I would think most fans would be expecting Swansea to at least make the group stage, and then see if they can progress to the knockout stages. However taking into account: the squad, the manager and the incredible atmosphere that can be generated at The Liberty Stadium, I believe Swansea should be looking at the recent successes of Newcastle, Fulham and Middlesborough as a benchmark for British clubs in the Europa League without the financial power of Chelsea or Tottenham. This is why, for me, the quarter-finals and even the semi-finals are realistic targets for Swansea.
Michael Laudrup appears to be doing a brilliant job at creating, not just a team, but a squad that reflects him and his playing style. Having already created a very impressive team, this summer Laudrup has clearly identified the need to add depth to the squad; the signings of Jonjo Shelvey, Alejandro Pozuelo and Jordi Amat help this as well as add competition for places. As well as the need for extra numbers, Laudrup also acquired defensive midfielder José Cañas on a free from Real Betis in order to ensure his midfield can be as effective defensively as offensively. The new additions to the squad this summer give the Swansea squad, not only depth, but also flexibility; Laudrup spent most of last season playing a 4-3-3 formation but the singings, in particular of Shelvey and Pozuelo, allow Laudrup to mix it up and possibly switch every now and then to a 4-2-3-1, 4-2-2-2, 4-4-1-1 or even 3 at the back (Williams, Chico, Amat/Ki) allowing for Swansea to further outnumber opponents in the middle of the pitch.

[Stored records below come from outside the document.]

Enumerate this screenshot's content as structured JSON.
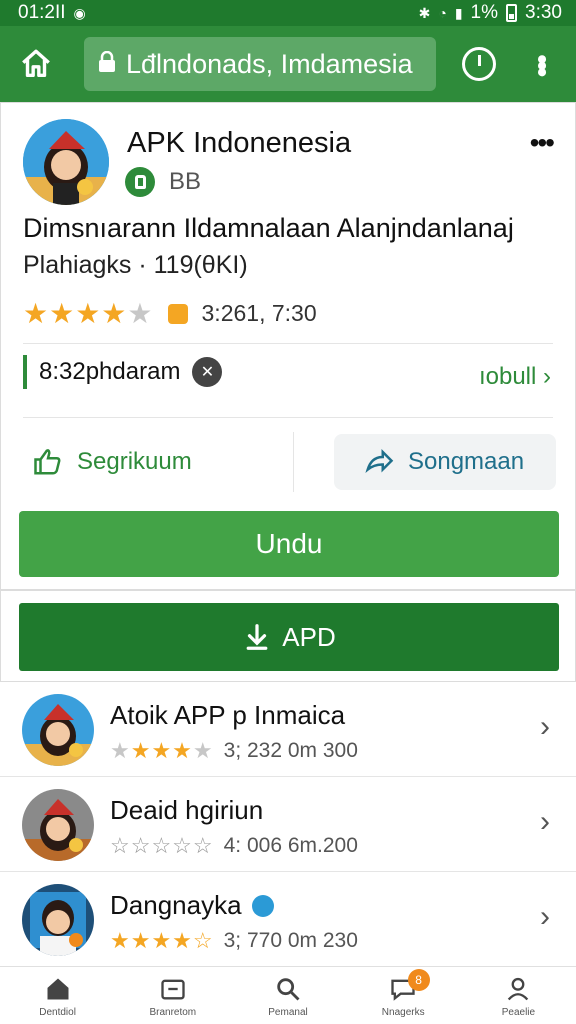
{
  "status": {
    "time": "01:2II",
    "battery": "1%",
    "clock_right": "3:30"
  },
  "appbar": {
    "url": "Lđlndonads, Imdamesia"
  },
  "app": {
    "title": "APK Indonenesia",
    "badge": "BB",
    "desc_line1": "Dimsnıarann Ildamnalaan  Alanjndanlanaj",
    "desc_line2": "Plahiagks · 119(θKI)",
    "rating_text": "3:261, 7:30",
    "stars_full": 4,
    "stars_half": 0.5
  },
  "promo": {
    "text": "8:32phdaram",
    "link": "ıobull"
  },
  "actions": {
    "secondary1": "Segrikuum",
    "secondary2": "Songmaan"
  },
  "buttons": {
    "primary": "Undu",
    "apd": "APD"
  },
  "list": [
    {
      "name": "Atoik APP p Inmaica",
      "info": "3; 232 0m 300",
      "stars": 4
    },
    {
      "name": "Deaid hgiriun",
      "info": "4: 006 6m.200",
      "stars": 0
    },
    {
      "name": "Dangnayka",
      "info": "3; 770 0m 230",
      "stars": 4.5
    }
  ],
  "nav": {
    "items": [
      {
        "label": "Dentdiol"
      },
      {
        "label": "Branretom"
      },
      {
        "label": "Pemanal"
      },
      {
        "label": "Nnagerks",
        "badge": "8"
      },
      {
        "label": "Peaelie"
      }
    ]
  },
  "colors": {
    "brand_green": "#2e8b3a",
    "dark_green": "#1f7a2d",
    "star": "#f4a623"
  }
}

Variation and unpredictability can make or break a squad depending on balance; too much variation can lead to a team that can’t play with each other. A big variation in the Swansea squad comes in the form of a club record signing – Ivorian forward, Wilfried Bony. Bony’s playing style slightly differs from his teammates but could be huge for Swansea’s European adventure: his power, movement and finishing ability are all attributes needed to be a top number 9. The way Laudrup uses Bony and Michu could be key to their season both domestically and continentally; if the two can click and create a fearsome partnership, then this awesome frontline could be the difference maker over the course of the season.
Something that Swansea will have to overcome is their lack of experience in Europe with only a Pablo, Bony and Shelvey with over 10 appearances in European competitions. A lack of experience however can breed a sense of fearlessness depending on the character of the player and more importantly the character of the manager. Michael Laudrup was one of most accomplished footballers of his generation and oozes class, composure and confidence; when you’ve got a manager as respected as Laudrup that resonates with the players and leads to the players taking everything he says on board. Laudrup’s big game experience will allow him to communicate with his players in a way that can prepare them for the big European games. This is what leads me to believe that the lack of experience in the squad won’t be as big of an issue if Swansea play some of the bigger clubs in the competition, like it did when Stoke took on Valencia in the 2nd round of the 2011/12 Europa League.
The last factor could be a big difference maker in the latter stages; we all heard how the fans reacted to getting into the Premier League with some incredible performances, lifting the team to some huge home victories over Arsenal, Man City, Liverpool and draws against Chelsea and Tottenham in their first season. No doubt The Liberty will be rocking on a European night and could surprise and even overwhelm some of their foreign visitors.
It’s obvious to people that Swansea are on the up and having kept hold of Michael Laudrup, for now, are a team that nobody should underestimate. Their way of playing is not only aesthetically pleasing but also extremely effective when it all comes together; the new singings add to the squad not just quality and depth but also fit in with the philosophy of the club. And it’s that philosophy, which has been progressing since the appointment of Roberto Martinez in 2007, that makes Swansea more equipped to take on Europe than some of the other British clubs that have challenged the Europa League over the last few years.